Polymerization rate does not influence final axon length.

Abstract

This work concerns efficient and reliable numerical simulations of the dynamic behaviour of a moving-boundary model for tubulin-driven axonal growth. The model is nonlinear and consists of a coupled set of a partial differential equation (PDE) and two ordinary differential equations. The PDE is defined on a computational domain with a moving boundary, which is part of the solution. Numerical simulations based on standard explicit time-stepping methods are too time consuming due to the small time steps required for numerical stability. On the other hand standard implicit schemes are too complex due to the nonlinear equations that needs to be solved in each step. Instead, we propose to use the Peaceman--Rachford splitting scheme combined with temporal and spatial scalings of the model.
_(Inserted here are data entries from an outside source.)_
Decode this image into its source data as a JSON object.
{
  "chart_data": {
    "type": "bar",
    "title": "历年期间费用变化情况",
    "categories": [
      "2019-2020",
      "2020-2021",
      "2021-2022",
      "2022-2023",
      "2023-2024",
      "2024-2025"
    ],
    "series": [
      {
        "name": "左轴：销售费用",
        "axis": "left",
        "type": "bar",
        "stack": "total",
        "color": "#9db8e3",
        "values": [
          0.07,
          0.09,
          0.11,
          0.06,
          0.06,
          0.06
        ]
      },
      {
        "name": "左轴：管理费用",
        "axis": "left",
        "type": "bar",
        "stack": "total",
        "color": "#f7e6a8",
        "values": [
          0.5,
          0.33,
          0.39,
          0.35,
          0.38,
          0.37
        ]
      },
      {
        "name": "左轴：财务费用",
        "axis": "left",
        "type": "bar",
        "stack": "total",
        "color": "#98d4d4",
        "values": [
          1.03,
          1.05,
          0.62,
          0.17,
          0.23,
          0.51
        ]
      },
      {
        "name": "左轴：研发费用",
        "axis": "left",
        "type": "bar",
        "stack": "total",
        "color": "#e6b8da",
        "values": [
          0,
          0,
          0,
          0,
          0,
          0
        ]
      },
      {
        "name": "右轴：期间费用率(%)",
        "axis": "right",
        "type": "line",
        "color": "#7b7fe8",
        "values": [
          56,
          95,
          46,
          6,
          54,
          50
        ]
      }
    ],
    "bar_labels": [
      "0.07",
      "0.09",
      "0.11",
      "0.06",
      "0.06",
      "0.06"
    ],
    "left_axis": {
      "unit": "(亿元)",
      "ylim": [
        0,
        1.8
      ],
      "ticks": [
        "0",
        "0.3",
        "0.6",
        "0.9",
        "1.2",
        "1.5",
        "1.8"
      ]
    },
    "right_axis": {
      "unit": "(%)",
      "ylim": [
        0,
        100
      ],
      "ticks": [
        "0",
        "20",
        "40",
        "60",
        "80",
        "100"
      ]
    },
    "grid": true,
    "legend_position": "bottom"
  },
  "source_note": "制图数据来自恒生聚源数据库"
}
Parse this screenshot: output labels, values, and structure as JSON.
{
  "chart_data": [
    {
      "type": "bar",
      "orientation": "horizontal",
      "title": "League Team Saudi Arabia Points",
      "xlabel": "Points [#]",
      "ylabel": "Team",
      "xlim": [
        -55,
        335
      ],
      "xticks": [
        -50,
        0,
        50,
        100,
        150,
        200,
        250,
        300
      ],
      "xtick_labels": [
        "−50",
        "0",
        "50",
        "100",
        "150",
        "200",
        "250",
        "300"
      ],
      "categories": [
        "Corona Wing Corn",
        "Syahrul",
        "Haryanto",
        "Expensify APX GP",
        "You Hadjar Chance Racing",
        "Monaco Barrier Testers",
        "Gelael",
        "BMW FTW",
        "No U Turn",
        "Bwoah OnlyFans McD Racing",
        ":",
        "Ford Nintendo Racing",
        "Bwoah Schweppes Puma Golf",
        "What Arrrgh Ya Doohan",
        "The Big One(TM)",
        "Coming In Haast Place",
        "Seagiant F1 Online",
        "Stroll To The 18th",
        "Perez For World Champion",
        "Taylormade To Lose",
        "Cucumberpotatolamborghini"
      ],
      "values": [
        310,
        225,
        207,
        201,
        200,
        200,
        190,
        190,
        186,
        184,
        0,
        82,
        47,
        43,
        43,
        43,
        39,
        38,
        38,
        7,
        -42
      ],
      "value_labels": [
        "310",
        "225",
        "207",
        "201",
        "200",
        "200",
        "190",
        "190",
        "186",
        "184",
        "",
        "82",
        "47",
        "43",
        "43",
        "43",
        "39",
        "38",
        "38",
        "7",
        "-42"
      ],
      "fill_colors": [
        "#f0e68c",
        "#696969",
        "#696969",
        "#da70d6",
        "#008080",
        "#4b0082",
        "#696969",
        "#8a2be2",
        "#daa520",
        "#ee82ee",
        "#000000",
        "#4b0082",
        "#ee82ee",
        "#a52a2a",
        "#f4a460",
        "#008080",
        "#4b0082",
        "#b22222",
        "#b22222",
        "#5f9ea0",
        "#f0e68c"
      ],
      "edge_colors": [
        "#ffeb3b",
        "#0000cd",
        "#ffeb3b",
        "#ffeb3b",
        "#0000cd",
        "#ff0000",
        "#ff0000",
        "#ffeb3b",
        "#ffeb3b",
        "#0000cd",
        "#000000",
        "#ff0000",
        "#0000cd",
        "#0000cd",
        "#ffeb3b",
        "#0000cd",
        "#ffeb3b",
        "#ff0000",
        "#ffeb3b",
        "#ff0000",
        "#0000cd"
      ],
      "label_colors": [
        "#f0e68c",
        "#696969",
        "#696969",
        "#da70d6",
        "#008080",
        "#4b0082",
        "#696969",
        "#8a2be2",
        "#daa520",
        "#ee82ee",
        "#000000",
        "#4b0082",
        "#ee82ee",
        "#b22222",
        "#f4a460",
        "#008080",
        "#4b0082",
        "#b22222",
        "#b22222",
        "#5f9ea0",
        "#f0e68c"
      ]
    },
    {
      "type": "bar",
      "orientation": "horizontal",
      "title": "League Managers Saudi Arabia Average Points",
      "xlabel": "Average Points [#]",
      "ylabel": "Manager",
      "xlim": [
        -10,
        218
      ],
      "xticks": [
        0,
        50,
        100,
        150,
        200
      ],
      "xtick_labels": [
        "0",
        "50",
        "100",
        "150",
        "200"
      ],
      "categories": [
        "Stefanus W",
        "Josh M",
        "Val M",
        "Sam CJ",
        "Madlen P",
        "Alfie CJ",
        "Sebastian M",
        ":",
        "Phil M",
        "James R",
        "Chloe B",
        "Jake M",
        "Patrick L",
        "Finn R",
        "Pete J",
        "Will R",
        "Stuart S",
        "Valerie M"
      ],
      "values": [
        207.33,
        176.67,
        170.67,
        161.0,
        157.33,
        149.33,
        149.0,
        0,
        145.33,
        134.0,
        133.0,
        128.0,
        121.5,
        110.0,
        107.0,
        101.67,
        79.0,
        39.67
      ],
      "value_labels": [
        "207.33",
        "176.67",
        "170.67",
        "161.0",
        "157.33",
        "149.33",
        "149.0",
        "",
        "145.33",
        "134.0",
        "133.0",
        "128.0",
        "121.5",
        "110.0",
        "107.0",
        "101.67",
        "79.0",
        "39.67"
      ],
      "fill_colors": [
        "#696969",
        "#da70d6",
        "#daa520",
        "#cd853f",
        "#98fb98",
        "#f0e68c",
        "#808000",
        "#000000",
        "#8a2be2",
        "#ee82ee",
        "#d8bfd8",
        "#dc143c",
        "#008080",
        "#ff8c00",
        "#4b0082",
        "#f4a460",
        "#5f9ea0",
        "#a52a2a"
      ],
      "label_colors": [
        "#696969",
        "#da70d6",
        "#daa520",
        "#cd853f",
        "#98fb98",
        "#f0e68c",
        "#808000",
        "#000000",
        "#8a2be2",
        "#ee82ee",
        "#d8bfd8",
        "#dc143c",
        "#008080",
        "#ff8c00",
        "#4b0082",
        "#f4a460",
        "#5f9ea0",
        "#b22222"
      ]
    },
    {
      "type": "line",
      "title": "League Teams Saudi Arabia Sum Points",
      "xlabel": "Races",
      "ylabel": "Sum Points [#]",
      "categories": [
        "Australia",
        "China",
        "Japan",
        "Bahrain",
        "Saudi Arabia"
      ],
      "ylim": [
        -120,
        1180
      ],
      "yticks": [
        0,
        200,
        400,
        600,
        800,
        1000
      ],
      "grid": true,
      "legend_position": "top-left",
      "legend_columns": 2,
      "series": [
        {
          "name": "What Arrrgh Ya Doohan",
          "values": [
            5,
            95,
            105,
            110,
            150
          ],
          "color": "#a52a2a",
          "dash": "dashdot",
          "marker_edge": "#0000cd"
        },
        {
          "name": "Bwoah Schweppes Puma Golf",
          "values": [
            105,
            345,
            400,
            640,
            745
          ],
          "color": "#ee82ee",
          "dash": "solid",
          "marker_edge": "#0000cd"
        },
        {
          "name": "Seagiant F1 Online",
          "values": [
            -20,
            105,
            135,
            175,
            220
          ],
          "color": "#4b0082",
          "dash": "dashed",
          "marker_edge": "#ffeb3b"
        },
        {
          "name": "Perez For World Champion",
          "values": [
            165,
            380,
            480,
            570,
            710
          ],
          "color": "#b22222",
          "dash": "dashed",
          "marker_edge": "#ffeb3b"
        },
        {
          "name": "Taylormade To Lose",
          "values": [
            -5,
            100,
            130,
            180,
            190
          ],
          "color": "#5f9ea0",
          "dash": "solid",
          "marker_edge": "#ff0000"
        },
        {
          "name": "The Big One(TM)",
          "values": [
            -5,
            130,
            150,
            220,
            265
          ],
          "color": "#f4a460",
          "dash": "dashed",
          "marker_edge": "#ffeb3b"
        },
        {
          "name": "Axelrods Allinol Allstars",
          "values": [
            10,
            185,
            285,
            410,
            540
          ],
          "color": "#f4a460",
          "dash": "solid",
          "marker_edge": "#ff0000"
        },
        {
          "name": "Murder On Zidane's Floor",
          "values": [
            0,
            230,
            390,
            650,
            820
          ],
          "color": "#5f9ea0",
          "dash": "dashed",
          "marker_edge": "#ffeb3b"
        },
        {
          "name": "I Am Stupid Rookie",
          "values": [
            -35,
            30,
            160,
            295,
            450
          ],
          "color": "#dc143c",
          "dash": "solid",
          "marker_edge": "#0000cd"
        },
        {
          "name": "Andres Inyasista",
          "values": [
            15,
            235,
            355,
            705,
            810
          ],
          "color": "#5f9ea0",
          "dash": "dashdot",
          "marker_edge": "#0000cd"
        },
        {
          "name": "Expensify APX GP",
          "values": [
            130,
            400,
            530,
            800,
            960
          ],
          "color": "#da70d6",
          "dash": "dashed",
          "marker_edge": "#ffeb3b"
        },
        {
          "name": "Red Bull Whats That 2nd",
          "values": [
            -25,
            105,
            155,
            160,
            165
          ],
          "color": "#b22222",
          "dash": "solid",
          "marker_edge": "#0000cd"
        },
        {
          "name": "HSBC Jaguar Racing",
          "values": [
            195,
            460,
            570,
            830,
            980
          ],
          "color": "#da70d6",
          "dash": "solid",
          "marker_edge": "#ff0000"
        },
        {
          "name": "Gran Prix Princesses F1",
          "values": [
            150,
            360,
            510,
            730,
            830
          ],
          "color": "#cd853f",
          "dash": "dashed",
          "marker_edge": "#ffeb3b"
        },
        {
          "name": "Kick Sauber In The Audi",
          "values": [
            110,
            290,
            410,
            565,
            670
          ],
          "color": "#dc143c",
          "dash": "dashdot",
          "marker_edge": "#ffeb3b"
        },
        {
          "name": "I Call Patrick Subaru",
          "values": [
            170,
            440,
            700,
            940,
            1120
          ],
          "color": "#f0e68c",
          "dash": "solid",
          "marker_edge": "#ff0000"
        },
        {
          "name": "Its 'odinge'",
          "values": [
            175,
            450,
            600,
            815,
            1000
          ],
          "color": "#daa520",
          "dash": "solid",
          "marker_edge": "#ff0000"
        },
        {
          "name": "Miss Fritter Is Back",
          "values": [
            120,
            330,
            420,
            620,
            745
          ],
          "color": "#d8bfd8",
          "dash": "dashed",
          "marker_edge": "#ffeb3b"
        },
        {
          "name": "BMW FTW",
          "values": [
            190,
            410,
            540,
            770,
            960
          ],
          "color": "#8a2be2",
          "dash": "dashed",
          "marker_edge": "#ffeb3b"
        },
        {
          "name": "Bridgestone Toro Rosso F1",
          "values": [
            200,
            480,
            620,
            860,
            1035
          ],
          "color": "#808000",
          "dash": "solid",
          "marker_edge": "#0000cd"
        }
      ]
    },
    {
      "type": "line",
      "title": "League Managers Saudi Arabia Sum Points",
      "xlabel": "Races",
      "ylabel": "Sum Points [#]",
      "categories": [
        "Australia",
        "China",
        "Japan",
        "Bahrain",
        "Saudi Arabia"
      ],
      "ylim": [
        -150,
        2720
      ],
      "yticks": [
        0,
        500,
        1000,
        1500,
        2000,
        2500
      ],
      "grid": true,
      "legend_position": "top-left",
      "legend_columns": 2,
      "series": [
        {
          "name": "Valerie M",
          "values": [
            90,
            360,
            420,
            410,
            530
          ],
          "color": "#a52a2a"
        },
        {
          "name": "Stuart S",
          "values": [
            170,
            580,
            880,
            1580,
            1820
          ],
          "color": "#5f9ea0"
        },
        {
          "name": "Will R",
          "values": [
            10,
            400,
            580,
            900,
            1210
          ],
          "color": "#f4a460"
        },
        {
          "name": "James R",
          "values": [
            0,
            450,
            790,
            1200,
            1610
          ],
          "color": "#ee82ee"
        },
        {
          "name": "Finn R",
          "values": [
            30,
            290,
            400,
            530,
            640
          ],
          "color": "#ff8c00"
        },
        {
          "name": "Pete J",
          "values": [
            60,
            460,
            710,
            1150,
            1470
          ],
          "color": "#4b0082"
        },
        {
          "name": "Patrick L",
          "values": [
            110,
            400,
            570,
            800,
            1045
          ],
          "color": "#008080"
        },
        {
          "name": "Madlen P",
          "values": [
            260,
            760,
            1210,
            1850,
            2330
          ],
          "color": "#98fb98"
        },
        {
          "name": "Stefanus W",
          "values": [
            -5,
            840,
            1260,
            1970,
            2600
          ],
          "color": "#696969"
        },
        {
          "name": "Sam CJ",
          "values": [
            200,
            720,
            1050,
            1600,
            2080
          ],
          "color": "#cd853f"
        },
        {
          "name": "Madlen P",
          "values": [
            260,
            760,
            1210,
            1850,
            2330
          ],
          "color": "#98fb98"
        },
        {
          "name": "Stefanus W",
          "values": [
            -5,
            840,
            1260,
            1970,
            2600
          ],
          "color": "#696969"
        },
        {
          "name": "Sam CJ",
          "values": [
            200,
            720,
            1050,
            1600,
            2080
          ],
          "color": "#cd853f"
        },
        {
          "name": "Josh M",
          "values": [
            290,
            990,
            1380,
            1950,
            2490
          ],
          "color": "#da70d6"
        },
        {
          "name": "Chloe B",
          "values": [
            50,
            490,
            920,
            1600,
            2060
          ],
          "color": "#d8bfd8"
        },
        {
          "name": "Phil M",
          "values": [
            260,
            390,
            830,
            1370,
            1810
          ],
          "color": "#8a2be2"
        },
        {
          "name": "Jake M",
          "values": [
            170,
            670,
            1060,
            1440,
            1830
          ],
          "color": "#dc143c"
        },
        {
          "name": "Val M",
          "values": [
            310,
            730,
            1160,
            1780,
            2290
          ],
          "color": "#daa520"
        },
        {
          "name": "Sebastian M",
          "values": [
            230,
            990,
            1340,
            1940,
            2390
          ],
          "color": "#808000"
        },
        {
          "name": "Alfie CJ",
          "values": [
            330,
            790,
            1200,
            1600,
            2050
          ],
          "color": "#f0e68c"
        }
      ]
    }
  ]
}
Simulations based on this scheme have shown to be efficient, accurate, and reliable which makes it possible to evaluate the model, e.g.\ its dependency on biological and physical model parameters. These evaluations show among other things that the initial axon growth is very fast, that the active transport is the dominant reason over diffusion for the growth velocity, and that the polymerization rate in the growth cone does not affect the final axon length.